Castle of Illusion HD Review
Rolling back the clock with the haunted house of mouse
Following the recent retro remake of DuckTales, we now get to see how the classic Mega Drive game, Castle of Illusion scrubs up by today’s standards. As a big fan of the 90s original, I had my fingers cautiously crossed for a nostalgic blast.
The story remains true to the original, with Mickey setting off to rescue long-time sweetheart, Minnie from the evil witch, Mizrabel. Rather than animate some traditional Disney-style cartoon scenes to set up the game, Sega Australia have gone low-budget and opted for some mildly animated illustrations.
Uncharted fans will be pleased to hear the tones of one Richard ‘Sully’ McGonagle narrating the story though. In fact, your ears are treated rather nicely throughout. The music for each level is an updated take on the original soundtrack, so chances are you may find yourself humming along. The original 16-Bit versions are also available if you’d like to switch over. Nice.
Deep into my nostalgia trip, my rose-tinted glasses almost fell off my face not long into the game when the camera and action shifted from pleasing side-scrolling 2D into modern 3D. What are you doing Sega Australia? Oh, I can’t shout at you, you don’t exist anymore as Sega closed the studio as soon as this game’s development wrapped up. There’s a sign of faith for you.

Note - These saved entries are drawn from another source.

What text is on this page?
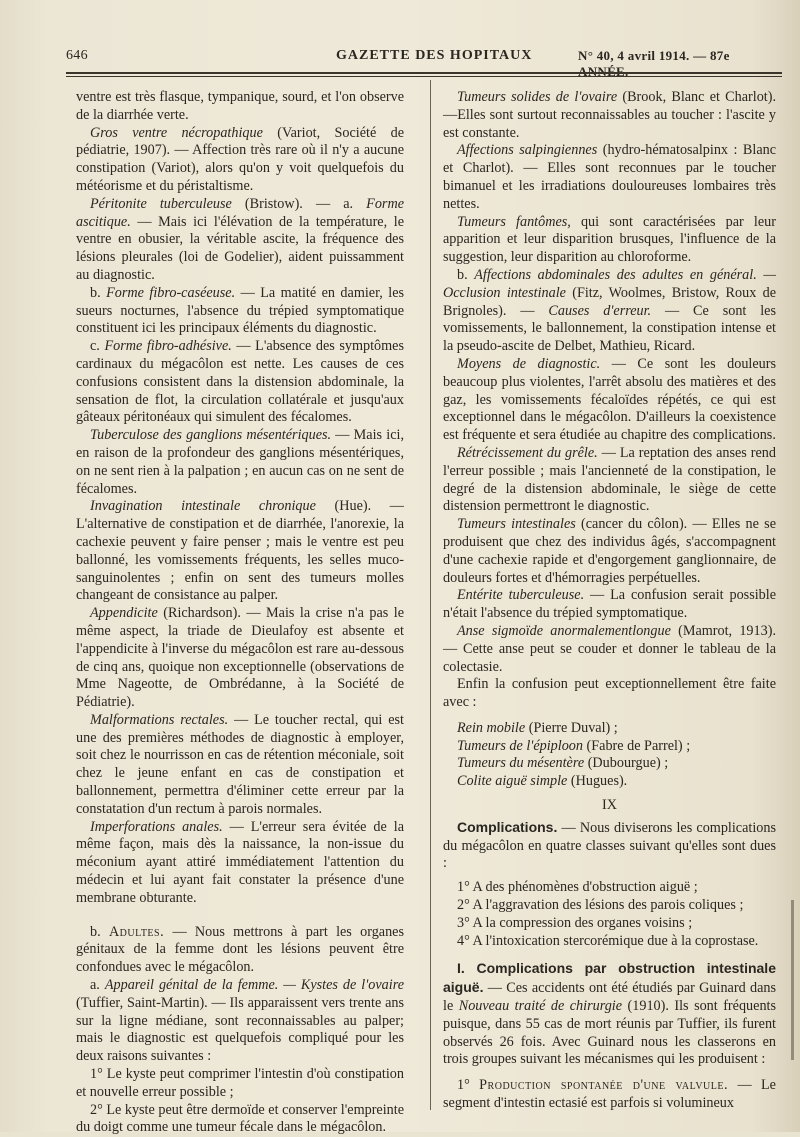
646	GAZETTE DES HOPITAUX	N° 40, 4 avril 1914. — 87e ANNÉE.

ventre est très flasque, tympanique, sourd, et l'on observe de la diarrhée verte.

Gros ventre nécropathique (Variot, Société de pédiatrie, 1907). — Affection très rare où il n'y a aucune constipation (Variot), alors qu'on y voit quelquefois du météorisme et du péristaltisme.

Péritonite tuberculeuse (Bristow). — a. Forme ascitique. — Mais ici l'élévation de la température, le ventre en obusier, la véritable ascite, la fréquence des lésions pleurales (loi de Godelier), aident puissamment au diagnostic.

b. Forme fibro-caséeuse. — La matité en damier, les sueurs nocturnes, l'absence du trépied symptomatique constituent ici les principaux éléments du diagnostic.

c. Forme fibro-adhésive. — L'absence des symptômes cardinaux du mégacôlon est nette. Les causes de ces confusions consistent dans la distension abdominale, la sensation de flot, la circulation collatérale et jusqu'aux gâteaux péritonéaux qui simulent des fécalomes.

Tuberculose des ganglions mésentériques. — Mais ici, en raison de la profondeur des ganglions mésentériques, on ne sent rien à la palpation ; en aucun cas on ne sent de fécalomes.

Invagination intestinale chronique (Hue). — L'alternative de constipation et de diarrhée, l'anorexie, la cachexie peuvent y faire penser ; mais le ventre est peu ballonné, les vomissements fréquents, les selles muco-sanguinolentes ; enfin on sent des tumeurs molles changeant de consistance au palper.

Appendicite (Richardson). — Mais la crise n'a pas le même aspect, la triade de Dieulafoy est absente et l'appendicite à l'inverse du mégacôlon est rare au-dessous de cinq ans, quoique non exceptionnelle (observations de Mme Nageotte, de Ombrédanne, à la Société de Pédiatrie).

Malformations rectales. — Le toucher rectal, qui est une des premières méthodes de diagnostic à employer, soit chez le nourrisson en cas de rétention méconiale, soit chez le jeune enfant en cas de constipation et ballonnement, permettra d'éliminer cette erreur par la constatation d'un rectum à parois normales.

Imperforations anales. — L'erreur sera évitée de la même façon, mais dès la naissance, la non-issue du méconium ayant attiré immédiatement l'attention du médecin et lui ayant fait constater la présence d'une membrane obturante.

b. Adultes. — Nous mettrons à part les organes génitaux de la femme dont les lésions peuvent être confondues avec le mégacôlon.

a. Appareil génital de la femme. — Kystes de l'ovaire (Tuffier, Saint-Martin). — Ils apparaissent vers trente ans sur la ligne médiane, sont reconnaissables au palper; mais le diagnostic est quelquefois compliqué pour les deux raisons suivantes :

1° Le kyste peut comprimer l'intestin d'où constipation et nouvelle erreur possible ;

2° Le kyste peut être dermoïde et conserver l'empreinte du doigt comme une tumeur fécale dans le mégacôlon.

Tumeurs solides de l'ovaire (Brook, Blanc et Charlot). —Elles sont surtout reconnaissables au toucher : l'ascite y est constante.

Affections salpingiennes (hydro-hématosalpinx : Blanc et Charlot). — Elles sont reconnues par le toucher bimanuel et les irradiations douloureuses lombaires très nettes.

Tumeurs fantômes, qui sont caractérisées par leur apparition et leur disparition brusques, l'influence de la suggestion, leur disparition au chloroforme.

b. Affections abdominales des adultes en général. — Occlusion intestinale (Fitz, Woolmes, Bristow, Roux de Brignoles). — Causes d'erreur. — Ce sont les vomissements, le ballonnement, la constipation intense et la pseudo-ascite de Delbet, Mathieu, Ricard.

Moyens de diagnostic. — Ce sont les douleurs beaucoup plus violentes, l'arrêt absolu des matières et des gaz, les vomissements fécaloïdes répétés, ce qui est exceptionnel dans le mégacôlon. D'ailleurs la coexistence est fréquente et sera étudiée au chapitre des complications.

Rétrécissement du grêle. — La reptation des anses rend l'erreur possible ; mais l'ancienneté de la constipation, le degré de la distension abdominale, le siège de cette distension permettront le diagnostic.

Tumeurs intestinales (cancer du côlon). — Elles ne se produisent que chez des individus âgés, s'accompagnent d'une cachexie rapide et d'engorgement ganglionnaire, de douleurs fortes et d'hémorragies perpétuelles.

Entérite tuberculeuse. — La confusion serait possible n'était l'absence du trépied symptomatique.

Anse sigmoïde anormalementlongue (Mamrot, 1913). — Cette anse peut se couder et donner le tableau de la colectasie.

Enfin la confusion peut exceptionnellement être faite avec :

Rein mobile (Pierre Duval) ;

Tumeurs de l'épiploon (Fabre de Parrel) ;

Tumeurs du mésentère (Dubourgue) ;

Colite aiguë simple (Hugues).

IX

Complications. — Nous diviserons les complications du mégacôlon en quatre classes suivant qu'elles sont dues :

1° A des phénomènes d'obstruction aiguë ;

2° A l'aggravation des lésions des parois coliques ;

3° A la compression des organes voisins ;

4° A l'intoxication stercorémique due à la coprostase.

I. Complications par obstruction intestinale aiguë. — Ces accidents ont été étudiés par Guinard dans le Nouveau traité de chirurgie (1910). Ils sont fréquents puisque, dans 55 cas de mort réunis par Tuffier, ils furent observés 26 fois. Avec Guinard nous les classerons en trois groupes suivant les mécanismes qui les produisent :

1° Production spontanée d'une valvule. — Le segment d'intestin ectasié est parfois si volumineux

I’ll get back to the 3D stages later on. For the most part, the game faithfully plays in side-scrolling 2D, managing to tick numerous boxes for fans of the original along the way. So expect to collect those sparkly diamonds, jump on enemies butt-first and throw apples at anything with a cute/naughty face on it.
Timing jumps on moving enemies can actually bounce you up into higher areas to find extra treasure. It’s a neat method of combining attacks with exploring and brings something new to the table, for which Sega Australia should be applauded.
It’s a shame then that the jumping itself can be so problematic. There’s some serious input-lag going on here. Mickey’s response time when you press the jump button is atrocious, which really breaks up the rhythm in a series of jumps and makes trickier sections an absolute nightmare.
The collision detection when you’re trying to jump on enemies is also unpredictable. For no reason, you’ll often take damage instead of bouncing off them. Sometimes, I even took damage without them touching me. You’ll die after taking three hits, so it’s not like you can just shrug off such inconsistencies. Sure, you can find health top-ups, but they’re usually dangerously placed, making the risk not worthwhile. Checkpoints are miserably sparse too and losing a life will cause your jaw to drop when you realise how far back you’ve been sent. Yes, the original title had limited lives, so you were facing a daunting Game Over screen, but at least it played fair technically.
The environments themselves are generally pleasing re-imaginings of the classic stages. There are spider-infested woods, haunted castles, a sugary candy land complete with sticky jelly and red liquorice dragons along with all the other levels you may remember. There are some cool lighting effects on display in the underground dungeons too where the path is lit only by the sparks from the knights’ maces hitting the ground.
Clearly, a lot of love has gone into updating the stages with rich backgrounds enhancing the detail like the 1990s version of you would never have believed possible. The old stage where you could flip the world upside down and walk on the ceiling hasn’t been shown as much love though. The stage still flips, but Mickey is always on the floor on the bottom of the screen. This was a cool level back in the 90s and I’m really disappointed that that element has been lazily ignored.
More worrying is the decision to try and ‘innovate’ by adding 3D parts to the levels. In mid-air, the jumps are seriously over-sensitive, with the slightest movement of the analogue stick often causing unpredictable landings. It’s a handful in 2D, but when attempting them in 3D it could inspire rapid controller biting.
Most of the new boss fights have been needlessly transformed into 3D too. If Sega were going to reinvent them, they could have at least tried to inject some creativity, instead of the generic children’s game fodder we have here. Aside from a few nigh-on unavoidable spin attacks, the fights simply involve staying out of the way until the boss stagger themselves, letting you move in for a cheap shot. Rinse and repeat.
The final boss encounter will smash your sanity to pieces though. Or your controller at least. It’s just so long, the unresponsive jump inputs combined with the collision detection issues and an unskippable intro makes it an exercise in blinding frustration.
If you do manage to finish the game, it’s unlikely the extras will keep you entertained. There are new outfits to unlock and the more magpie-like of you may obsess over collecting the remaining diamonds. But with such lengthy stages, they’re needles in a haystack. Only the most masochistic amongst you will want to re-attempt the stages in time trial form too.
As a remake (although there’s a bit of unnecessary reimagining too), it’s hard to complain about the game lasting well under three hours, but it still feels like you’re not quite getting your money’s worth. American PSN gamers were able to pre-order the game and get a digital copy of the original too. For the rest of us in other PSN regions or on XBLA, were looking at an over-priced package to be honest.